Custom Enterprise Development Different From Commercial Software?
During a conversation with a colleague at BearingPoint, something occurred to me which I expect is already well-understood by most of my peers: the practice of custom enterprise software development is qualitatively different than developing commercial software. By that I don’t just mean the customers are different, or the resultant tools do different things, but the risks, challenges, and economics differ substantially. In particular, the workforce quality economics are significantly different.
I had this article in my unpublished queue for a couple weeks, and have only now come back to it. I read Bill’s piece on the development skills continuum, which reminded me of the epiphany I describe in this post.
One of Bill’s assertions is:
a successful company could be formed merely by avoiding the above groups [mediocre devs] and only allowing in good developers (or better)
I have long held this opinion as well. However, my work on federal government IT projects at BearingPoint has brought about an epiphany of sorts, which leads me to question this belief.

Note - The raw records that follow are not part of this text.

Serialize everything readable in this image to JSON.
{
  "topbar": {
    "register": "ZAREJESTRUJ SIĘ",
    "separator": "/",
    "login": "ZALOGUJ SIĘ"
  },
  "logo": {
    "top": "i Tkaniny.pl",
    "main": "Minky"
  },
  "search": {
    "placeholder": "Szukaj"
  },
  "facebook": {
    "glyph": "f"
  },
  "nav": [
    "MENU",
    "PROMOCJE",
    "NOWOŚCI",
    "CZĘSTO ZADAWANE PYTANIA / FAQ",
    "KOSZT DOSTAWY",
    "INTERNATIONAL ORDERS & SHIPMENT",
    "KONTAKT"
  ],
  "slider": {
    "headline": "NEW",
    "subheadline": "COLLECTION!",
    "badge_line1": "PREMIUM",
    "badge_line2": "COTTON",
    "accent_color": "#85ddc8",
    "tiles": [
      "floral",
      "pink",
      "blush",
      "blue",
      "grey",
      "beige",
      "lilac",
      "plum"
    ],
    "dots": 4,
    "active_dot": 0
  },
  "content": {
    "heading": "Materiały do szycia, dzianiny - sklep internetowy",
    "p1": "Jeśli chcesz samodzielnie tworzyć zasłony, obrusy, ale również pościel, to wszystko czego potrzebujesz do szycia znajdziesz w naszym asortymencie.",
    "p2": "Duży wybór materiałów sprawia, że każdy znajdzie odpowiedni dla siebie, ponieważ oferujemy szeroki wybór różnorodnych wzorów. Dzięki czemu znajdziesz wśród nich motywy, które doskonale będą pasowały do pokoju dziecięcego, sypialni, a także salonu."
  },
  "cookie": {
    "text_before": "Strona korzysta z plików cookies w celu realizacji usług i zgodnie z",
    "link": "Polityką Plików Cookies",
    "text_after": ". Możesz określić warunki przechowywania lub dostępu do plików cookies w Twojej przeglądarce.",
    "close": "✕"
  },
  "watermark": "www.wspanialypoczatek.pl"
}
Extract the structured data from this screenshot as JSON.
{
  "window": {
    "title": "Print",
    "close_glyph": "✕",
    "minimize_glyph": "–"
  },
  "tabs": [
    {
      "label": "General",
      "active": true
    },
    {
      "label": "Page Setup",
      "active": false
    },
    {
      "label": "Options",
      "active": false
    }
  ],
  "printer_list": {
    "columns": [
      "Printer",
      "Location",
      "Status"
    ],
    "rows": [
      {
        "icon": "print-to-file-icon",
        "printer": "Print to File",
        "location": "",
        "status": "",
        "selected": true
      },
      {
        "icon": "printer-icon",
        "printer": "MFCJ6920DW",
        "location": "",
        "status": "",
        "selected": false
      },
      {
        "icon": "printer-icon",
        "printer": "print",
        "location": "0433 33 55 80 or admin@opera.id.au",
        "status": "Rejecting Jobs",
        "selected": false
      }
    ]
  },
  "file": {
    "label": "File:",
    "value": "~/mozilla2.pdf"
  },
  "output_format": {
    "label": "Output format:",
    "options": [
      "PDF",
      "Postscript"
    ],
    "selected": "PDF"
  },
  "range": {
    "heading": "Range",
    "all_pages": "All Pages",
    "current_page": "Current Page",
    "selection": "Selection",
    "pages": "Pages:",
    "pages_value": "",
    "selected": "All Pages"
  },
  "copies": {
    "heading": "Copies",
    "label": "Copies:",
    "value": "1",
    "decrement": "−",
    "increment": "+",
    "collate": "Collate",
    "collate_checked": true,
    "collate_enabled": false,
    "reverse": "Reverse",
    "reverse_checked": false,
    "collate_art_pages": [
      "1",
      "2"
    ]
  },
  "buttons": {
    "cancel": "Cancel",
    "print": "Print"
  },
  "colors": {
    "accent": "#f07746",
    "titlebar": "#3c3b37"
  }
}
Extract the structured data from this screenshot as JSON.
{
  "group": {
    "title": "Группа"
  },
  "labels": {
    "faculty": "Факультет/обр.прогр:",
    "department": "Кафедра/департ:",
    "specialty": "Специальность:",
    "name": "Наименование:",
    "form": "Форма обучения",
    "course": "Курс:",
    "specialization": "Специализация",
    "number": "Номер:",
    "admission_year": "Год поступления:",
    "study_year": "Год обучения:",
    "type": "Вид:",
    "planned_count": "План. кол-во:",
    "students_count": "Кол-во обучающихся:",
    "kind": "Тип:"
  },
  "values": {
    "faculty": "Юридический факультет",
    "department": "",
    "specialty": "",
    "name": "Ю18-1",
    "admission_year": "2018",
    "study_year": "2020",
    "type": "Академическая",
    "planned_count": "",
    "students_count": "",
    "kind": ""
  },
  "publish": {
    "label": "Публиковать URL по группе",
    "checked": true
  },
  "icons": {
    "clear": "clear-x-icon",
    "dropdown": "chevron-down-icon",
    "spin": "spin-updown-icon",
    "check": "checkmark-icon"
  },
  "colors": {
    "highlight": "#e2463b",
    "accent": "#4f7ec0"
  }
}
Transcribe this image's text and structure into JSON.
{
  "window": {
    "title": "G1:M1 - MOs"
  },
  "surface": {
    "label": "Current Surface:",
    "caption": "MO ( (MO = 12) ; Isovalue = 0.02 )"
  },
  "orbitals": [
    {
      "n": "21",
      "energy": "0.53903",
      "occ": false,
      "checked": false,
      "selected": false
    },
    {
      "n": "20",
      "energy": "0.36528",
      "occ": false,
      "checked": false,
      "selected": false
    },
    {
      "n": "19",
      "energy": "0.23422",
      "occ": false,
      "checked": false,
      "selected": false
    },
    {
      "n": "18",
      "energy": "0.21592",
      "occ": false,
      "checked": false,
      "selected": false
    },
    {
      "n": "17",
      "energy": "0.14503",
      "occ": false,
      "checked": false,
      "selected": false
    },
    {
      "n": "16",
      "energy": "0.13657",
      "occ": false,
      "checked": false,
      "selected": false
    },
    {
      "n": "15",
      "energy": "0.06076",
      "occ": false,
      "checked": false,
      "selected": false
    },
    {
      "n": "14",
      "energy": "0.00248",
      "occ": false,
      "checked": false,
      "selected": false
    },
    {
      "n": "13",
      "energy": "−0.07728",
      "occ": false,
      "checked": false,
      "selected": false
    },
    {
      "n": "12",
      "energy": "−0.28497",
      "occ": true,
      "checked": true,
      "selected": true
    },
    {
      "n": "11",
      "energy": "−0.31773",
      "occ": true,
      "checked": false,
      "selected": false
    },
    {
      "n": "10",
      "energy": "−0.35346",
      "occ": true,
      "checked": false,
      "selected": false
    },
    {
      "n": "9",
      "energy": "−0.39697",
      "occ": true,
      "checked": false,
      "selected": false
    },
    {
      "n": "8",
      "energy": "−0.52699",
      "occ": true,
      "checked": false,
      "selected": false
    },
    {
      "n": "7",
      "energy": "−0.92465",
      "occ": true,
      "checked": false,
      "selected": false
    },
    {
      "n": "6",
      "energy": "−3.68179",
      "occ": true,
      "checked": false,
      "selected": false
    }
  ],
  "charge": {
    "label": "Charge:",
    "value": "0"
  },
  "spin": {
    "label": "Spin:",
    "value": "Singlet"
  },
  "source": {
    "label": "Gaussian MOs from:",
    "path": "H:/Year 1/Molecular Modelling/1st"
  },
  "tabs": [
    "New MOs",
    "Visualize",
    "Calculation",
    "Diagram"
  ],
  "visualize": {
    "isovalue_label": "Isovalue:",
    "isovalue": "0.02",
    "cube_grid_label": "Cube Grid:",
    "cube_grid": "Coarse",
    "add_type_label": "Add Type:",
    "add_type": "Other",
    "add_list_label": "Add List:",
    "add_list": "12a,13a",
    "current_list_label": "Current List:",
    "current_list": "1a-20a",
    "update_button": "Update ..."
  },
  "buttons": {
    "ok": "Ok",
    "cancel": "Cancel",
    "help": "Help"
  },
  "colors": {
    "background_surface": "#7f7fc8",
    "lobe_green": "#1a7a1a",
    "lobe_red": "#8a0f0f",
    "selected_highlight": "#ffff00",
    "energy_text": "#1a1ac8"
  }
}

I acknowledge that an operating system, a search engine, even an office productivity suite or a web browser, cannot be reliably and efficiently developed by the mediocre half of Bill’s skill continuum, the ‘detrimenal’ and ‘useless’ classes. The nature of the work is substantively a technical challenge, which must be met by technically competent people (‘pluggers’ at minimum, with at least some ‘good’ or ‘heroic’ devs thrown in for force multiplication).
However, the custom IT development work which I’ve been engaged in for the last couple of years it unlike operating system development, search engine development, or productivity suite development. The technologies are usually well-understood, the specifications seldom present significant technical challenges, and the quality of the resulting system is less important (although not totally irrelevant; an ususable system might still be refused).
My conclusion after working on a typical IT project with a team that spans almost the entire skill continuum (I don’t think we had any heroes) is that ‘good’ developers can do work alot faster and much better than ‘pluggers’, as would be expected. However, given strong manager and a realistic schedule (that is, one that reflects the weakness of one’s team), pluggers are only slightly less likely to product an acceptable system.
I attribute this conclusion (albeit empirical and qualitative) to a few observations:
- The clients for whom these IT projects are performed usually lack the sophistication required to discern between ‘plugger’ and ‘good’ work products. While I suspect a client might favor the work of a ‘good’ team when compared side-by-side with the ‘plugger’ output, the client is nonetheless unlikely to refuse the ‘plugger’ deliverable because the code stinks, test coverage is practically negative, and it takes two days to set up a machine capable of building it (quality issues may drag down the ‘plugger’ deliverable, but you’d be amazed at the high shit tolerance in large IT projects).
- Non-technical risks dominate the technical ones, reducing net project impact a ‘good’ dev can make. Wishful schedules, missing, ambiguous, and constantly changing requirements, client-side political wrangling, and dependencies on other teams present significant risks which even a ‘heroic’ dev would be hard-pressed to eliminate.
- IT and large consulting firms tend to be staffed by ‘plugger’s and ‘useless’ devs (not surprising considering the likely statistical distribution of tech skills among likely candidates). Thus, their culture and processes are designed for (and probably by) such skill groups. This further impairs the ability of ‘good’ and ‘heroic’ devs to leverage their superior abilities. This can manifest in a number of ways, such as:
- Inadequate equipment and tools, selected by PHBs, bean-counters, and cable monkeys
- Minimal incentive and stimulation to achieve
- Work assignments typically lacking the challenge which intelligent minds require for stimulation and maximal performance
- The client environment is frequently plagued by ‘bullshit’ constraints, which cause frustration, disillusionment, and cynicism among technical minds inclined to roam a bit more freely
All that said, I’ve spent alot of my career in commercial software development, and I can’t say any of the above factors are completely absent. I do feel, however, that they are less pronounced, and the economic value of the technical endeavor is higher, leading to a higher probability that a ‘good’ or ‘heroic’ dev is the difference between likely success and likely failure.